Question

a boy throws a ball upwards at a speed of 20 m/s . What is the speed when it returns to his hand? How long was it in air​

Answer 1

Given:

A boy throws a ball upwards at a speed of 20 m/s .

To Find:

What is the speed when it returns to his hand? How long was it in air​?

Solution:

This can be solved by equation of motion:

Before apply equation of motion, let us take convection sign:

Upward taking as positive sign

Downward taking as negative sign

$\mathbf{\textrm{Acceleration due to gravity }=a=g=-10 \ \dfrac{m}{s^{2}}}$    (because it direction is downward)

$\mathbf{\textrm{Initial velocity (u)}=+20 \ \dfrac{m}{s}}$          (because it direction is upward)

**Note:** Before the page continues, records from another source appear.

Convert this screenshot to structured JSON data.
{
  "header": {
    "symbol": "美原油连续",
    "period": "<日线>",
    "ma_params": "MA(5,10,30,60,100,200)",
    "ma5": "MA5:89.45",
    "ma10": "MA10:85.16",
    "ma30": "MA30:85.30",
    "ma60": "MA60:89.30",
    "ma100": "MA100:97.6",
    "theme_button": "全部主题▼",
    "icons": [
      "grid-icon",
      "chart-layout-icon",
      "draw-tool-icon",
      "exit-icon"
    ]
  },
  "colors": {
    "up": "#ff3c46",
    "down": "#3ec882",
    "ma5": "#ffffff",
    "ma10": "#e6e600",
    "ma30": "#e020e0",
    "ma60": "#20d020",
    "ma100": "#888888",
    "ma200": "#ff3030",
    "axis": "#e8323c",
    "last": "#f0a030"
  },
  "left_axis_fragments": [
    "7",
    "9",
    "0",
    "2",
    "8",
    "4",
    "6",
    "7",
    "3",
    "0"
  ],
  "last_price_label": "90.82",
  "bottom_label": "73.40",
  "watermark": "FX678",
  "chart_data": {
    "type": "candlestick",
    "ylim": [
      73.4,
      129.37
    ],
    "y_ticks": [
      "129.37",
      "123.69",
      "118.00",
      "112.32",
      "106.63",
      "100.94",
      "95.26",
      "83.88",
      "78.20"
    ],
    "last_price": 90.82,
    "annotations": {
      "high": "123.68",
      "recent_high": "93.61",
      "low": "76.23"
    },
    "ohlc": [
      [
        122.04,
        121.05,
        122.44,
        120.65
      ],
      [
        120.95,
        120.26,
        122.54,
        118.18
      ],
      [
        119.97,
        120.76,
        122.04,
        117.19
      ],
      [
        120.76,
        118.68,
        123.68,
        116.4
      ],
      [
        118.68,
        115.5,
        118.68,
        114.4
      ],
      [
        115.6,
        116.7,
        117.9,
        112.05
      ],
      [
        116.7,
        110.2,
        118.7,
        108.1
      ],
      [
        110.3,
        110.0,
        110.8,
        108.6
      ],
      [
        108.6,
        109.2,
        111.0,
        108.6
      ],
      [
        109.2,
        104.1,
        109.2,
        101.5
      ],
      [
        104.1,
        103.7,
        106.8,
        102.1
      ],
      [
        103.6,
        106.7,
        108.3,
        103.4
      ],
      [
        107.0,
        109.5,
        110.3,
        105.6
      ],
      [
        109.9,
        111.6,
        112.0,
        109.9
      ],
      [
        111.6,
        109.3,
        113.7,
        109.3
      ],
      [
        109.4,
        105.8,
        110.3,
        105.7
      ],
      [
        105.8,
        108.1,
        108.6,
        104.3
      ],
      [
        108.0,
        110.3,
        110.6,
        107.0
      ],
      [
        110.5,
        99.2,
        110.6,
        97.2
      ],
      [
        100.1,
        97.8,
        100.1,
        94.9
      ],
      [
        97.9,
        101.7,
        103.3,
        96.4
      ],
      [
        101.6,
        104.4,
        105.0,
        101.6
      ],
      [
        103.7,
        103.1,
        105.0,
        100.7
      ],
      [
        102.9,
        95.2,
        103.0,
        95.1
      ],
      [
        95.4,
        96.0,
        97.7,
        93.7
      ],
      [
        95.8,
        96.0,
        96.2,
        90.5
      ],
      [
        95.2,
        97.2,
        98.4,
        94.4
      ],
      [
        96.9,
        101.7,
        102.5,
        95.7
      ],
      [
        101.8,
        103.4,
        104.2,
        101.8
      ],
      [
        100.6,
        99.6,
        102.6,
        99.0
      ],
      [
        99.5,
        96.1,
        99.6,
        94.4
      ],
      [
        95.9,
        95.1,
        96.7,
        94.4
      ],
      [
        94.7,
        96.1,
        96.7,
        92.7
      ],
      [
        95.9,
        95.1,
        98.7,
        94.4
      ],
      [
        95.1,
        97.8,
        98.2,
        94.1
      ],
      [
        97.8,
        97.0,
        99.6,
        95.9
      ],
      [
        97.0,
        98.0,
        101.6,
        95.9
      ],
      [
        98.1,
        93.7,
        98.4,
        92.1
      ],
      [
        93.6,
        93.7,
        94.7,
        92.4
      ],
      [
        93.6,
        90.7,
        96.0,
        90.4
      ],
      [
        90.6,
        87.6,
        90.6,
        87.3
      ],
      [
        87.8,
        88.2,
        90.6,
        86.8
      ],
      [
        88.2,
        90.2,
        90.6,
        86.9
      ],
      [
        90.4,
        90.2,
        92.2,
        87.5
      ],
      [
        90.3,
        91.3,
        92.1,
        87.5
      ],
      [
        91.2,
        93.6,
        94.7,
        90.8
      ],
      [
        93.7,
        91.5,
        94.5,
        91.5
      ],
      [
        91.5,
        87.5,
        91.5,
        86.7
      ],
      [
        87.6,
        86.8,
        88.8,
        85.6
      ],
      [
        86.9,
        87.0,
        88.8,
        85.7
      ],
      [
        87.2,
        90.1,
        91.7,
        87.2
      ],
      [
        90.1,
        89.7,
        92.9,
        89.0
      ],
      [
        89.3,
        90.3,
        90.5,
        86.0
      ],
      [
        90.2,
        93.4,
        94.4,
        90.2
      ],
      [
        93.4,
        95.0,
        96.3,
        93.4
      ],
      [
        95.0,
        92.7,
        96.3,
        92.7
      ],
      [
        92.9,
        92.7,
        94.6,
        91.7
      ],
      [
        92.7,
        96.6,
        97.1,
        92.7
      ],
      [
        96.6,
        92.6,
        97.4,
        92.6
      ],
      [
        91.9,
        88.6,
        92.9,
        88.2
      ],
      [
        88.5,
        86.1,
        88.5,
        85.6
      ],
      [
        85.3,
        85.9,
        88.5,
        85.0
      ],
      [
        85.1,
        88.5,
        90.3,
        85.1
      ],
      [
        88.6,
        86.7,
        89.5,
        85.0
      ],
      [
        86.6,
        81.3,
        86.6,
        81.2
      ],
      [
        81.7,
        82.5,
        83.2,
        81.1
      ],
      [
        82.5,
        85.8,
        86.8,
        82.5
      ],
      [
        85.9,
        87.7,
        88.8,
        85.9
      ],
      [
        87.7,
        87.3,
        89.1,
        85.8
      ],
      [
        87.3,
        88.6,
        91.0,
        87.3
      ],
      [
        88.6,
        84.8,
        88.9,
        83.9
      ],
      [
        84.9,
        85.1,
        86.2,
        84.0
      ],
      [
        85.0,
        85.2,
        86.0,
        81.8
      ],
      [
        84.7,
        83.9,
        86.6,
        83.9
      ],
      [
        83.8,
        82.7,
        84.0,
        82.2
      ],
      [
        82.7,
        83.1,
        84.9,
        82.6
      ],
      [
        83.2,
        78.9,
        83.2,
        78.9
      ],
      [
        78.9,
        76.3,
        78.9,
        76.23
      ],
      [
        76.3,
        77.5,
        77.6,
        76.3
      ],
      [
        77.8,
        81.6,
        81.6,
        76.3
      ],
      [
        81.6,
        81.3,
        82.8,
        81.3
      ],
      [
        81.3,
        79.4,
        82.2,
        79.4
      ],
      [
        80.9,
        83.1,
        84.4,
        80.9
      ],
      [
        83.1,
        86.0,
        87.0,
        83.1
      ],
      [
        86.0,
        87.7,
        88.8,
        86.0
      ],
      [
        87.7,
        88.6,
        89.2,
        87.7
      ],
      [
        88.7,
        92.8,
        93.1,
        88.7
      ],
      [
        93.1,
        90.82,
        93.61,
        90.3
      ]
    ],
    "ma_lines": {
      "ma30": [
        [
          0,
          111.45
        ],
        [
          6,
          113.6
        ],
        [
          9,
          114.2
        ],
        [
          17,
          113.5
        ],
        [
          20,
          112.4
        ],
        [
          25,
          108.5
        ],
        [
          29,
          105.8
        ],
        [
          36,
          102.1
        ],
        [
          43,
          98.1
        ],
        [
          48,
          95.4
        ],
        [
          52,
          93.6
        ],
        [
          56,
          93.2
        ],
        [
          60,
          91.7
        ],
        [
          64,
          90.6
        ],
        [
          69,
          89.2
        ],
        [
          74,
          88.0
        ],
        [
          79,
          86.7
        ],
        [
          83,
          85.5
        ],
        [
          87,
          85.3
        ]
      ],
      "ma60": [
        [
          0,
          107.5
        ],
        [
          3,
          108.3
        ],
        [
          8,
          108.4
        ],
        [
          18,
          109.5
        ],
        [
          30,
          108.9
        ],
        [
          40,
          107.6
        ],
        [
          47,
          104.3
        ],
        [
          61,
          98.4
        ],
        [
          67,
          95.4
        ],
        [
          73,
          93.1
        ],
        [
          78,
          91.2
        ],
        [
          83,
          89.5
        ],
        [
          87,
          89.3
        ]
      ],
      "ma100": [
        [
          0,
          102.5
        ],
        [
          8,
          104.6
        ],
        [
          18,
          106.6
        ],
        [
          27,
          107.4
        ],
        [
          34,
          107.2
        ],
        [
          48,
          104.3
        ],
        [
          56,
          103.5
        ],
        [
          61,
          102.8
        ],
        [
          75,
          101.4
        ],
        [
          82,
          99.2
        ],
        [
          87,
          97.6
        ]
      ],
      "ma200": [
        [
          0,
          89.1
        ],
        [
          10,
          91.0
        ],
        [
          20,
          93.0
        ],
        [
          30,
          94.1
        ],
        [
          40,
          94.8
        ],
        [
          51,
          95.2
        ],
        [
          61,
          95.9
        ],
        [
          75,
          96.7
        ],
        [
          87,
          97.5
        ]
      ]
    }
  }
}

Total displacement from starting of throwing ball to catch ball:

Total displacement (s) = 0 m

From equation of motion:

$\mathbf{v^{2}=u^{2}+2\times a\times s}$

On putting respecting value:

$\mathbf{v^{2}=20^{2}+2\times 10\times 0}$

v = ±20

So direction of final velocity is in downward direction:

$\mathbf{v=-20 \ \dfrac{m}{s}}$

For duration of time of ball in air  , we again use equation of motion taking from initial to final period:

$\mathbf{v=u+at}$

$\mathbf{-20=20-10\times t}$

On solving we get:

Time of duration of ball in air = t =  4 second

Means ball return to hand with same speed of 20 m/s and it is 4 second in air.